Weird Flex But OK

It’s been two months since I fitted my Artisanal Singlespeed with some fancy bamboo bars, and since I rode it today I figured I’d put on my semi-professional blogging pants and give you an update:

When it comes to non-traditional handlebar materials, the first consideration is, “Will it break?,” and I’m pleased to report that so far it has not. Also, this sort of thing is subjective, but I do happen to think the bar is quite aesthetically pleasing, and it certainly turns heads–at least of the deer variety:

That’s a genuine Bronx deer, by the way. It’s downright bucolic up here, I don’t know how people in Brooklyn even manage.

Apart from aesthetics and novelty factor, the whole point of this bar is that it has “natural flex” for comfort, and it is indeed extremely comfortable. In fact, I daresay it is downright sumptuous, and like a pair of orthopedic shoes it’s helping me continue to enjoy this completely age-inappropriate bike even as I begin to tickle the undercarriage of 50:

At the same time, as much as I like it, it’s hard to imagine that I’d have paid $250 for it:

That’s not an indictment of the product, by the way; frankly, I can’t imagine myself paying $250 for any handlebar. This is because I’m stuck in the pre-crabon era, and stuff like handlebars that cost more than $200 and wheels that cost more than $2,000 dollars seems wildly decadent to me, even though for lots of people that’s totally normal.

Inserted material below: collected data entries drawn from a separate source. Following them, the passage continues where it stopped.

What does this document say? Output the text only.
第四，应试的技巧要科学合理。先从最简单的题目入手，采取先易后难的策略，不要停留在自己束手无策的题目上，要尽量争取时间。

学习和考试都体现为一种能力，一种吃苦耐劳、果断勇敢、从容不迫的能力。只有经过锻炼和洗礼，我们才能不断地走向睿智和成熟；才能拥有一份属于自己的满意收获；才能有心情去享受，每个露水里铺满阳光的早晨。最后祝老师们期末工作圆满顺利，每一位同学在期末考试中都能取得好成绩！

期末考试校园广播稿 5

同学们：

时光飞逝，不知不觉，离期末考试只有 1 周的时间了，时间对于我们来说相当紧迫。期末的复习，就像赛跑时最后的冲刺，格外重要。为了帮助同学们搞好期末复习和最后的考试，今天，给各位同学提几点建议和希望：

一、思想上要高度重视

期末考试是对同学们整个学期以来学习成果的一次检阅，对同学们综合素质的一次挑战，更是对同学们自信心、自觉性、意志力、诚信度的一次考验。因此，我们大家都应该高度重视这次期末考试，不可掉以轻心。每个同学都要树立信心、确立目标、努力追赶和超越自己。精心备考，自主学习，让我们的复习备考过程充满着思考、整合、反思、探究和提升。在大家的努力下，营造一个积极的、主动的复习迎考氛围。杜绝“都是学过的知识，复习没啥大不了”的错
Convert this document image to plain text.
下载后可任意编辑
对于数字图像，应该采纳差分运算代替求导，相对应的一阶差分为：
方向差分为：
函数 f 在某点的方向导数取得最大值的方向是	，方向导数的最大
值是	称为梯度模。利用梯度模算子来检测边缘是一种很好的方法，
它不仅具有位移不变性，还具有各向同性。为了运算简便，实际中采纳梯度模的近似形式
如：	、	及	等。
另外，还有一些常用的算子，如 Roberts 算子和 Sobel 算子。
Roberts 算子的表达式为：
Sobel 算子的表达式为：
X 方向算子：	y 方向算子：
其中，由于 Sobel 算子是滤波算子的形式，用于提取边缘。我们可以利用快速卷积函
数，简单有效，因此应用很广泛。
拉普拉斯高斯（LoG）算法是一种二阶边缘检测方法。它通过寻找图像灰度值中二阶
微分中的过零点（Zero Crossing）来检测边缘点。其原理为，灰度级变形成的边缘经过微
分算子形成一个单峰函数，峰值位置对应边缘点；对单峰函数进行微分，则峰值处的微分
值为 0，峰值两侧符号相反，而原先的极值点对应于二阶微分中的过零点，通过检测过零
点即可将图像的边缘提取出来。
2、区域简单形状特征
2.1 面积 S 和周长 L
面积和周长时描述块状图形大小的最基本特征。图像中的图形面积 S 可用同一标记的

But setting aside my own hangups, let’s just say you want to seriously soften up your cockpit. (It’s ironic that as we age we need to soften up our bikes’ cockpits yet stiffen our own.) What other gimmickry solutions are out there, and is the Passchier a good deal or not? Well, I hopped into the cockpit of a popular search engine and did a little window shopping to find out.

One way to go is the Flexx Enduro:

As Passchier explains, their bar is not designed for full-on, testicles-out, shreddy-Freddy bro-ballin’. The Flexx Enduro most decidedly is. Indeed, it’s meant for people who “Rice or Die:”

At least I’m pretty sure that’s what it says.

Obviously then if you’re the sort of person who wears cargo shants and carries your bike with the front wheel hanging over the tailgate of your pickup truck then you’re going to go with the Flex Enduro. On the other hand, at $324.99 it’s more expensive than the bamboo. Furthermore, as a rider who will always opt for rice over dying I’m more than willing to risk unlikely bamboo bar failure on my adrenaline-free trail rides than I am to put hinged handlebars on my bike. So while I still think the Passchier is expensive, this at least helps put it in perspective.

Of course, anyone who’s spent more than five minutes on Reddit knows that if you want to smooth out your ride you’re supposed to use crabon handlebars, and according to some test I saw somewhere the most “vertically compliant” mountain bike handlebar is this one:

I have no idea if this is as plush as the bamboo bar. However, it is $100 cheaper, and it’s an actual mountain bike bar, so presumably you can beat the hell out of it worry-free. Assuming it’s comparable in terms of flex, you’d have to either really like the aesthetics and novelty factor of the bamboo bar to choose it over this, or else you’d reeeally have to have something against crabon–like some deep-seated resentment that defies all reason. As it happens, I do have a deep-seated resentment of crabon that defies all reason, though even I have to acknowledge it makes absolutely no sense to choose a bamboo bar over this for a mountain bike.

But what if you don’t want to mess with your bars at all in order to smooth out your rigid bike? Well, there’s the hypnotically phallic Redshift suspension stem for $169.99:

I’d pay the extra $80 for the Passchier not to have that thing on my bike. In fact, I’d pay $80 not to have that on my bike even if I didn’t get a pair of handlebars out of it. “Here’s $80, just get that thing away from me!,” I’d scream.

Same thing goes for the Lauf fork:

They seem popular and I have no doubt they work as advertised, but when I look at it I feel the same way I do when I see people hitting their kids on the subway.

So that just leaves these suspension hubs…:

…which obviously nobody in their right mind is ever going to use:

Not because of the design, but because they cost $7,000.

Anyway, what I’ve come to appreciate since taking delivery of my A. Homer Hilsen is that the real key to a smooth-riding cockpit is a threaded stem with some extension paired with non-oversized everything. However, if you’ve got a racier bike that was initially built for stiffness, then a pair of boutique bamboo handlebars isn’t the craziest thing in the world–especially if you’re going for elegance over maximum strength. As for me, I’m subjecting it to plenty of roots and rocks, and it probably would have been foolish to actually buy this bar for this bike, but I doubt I’m pushing them too far past what they’re able to handle.

At this point in my life it’s my body that’s the limiting factor.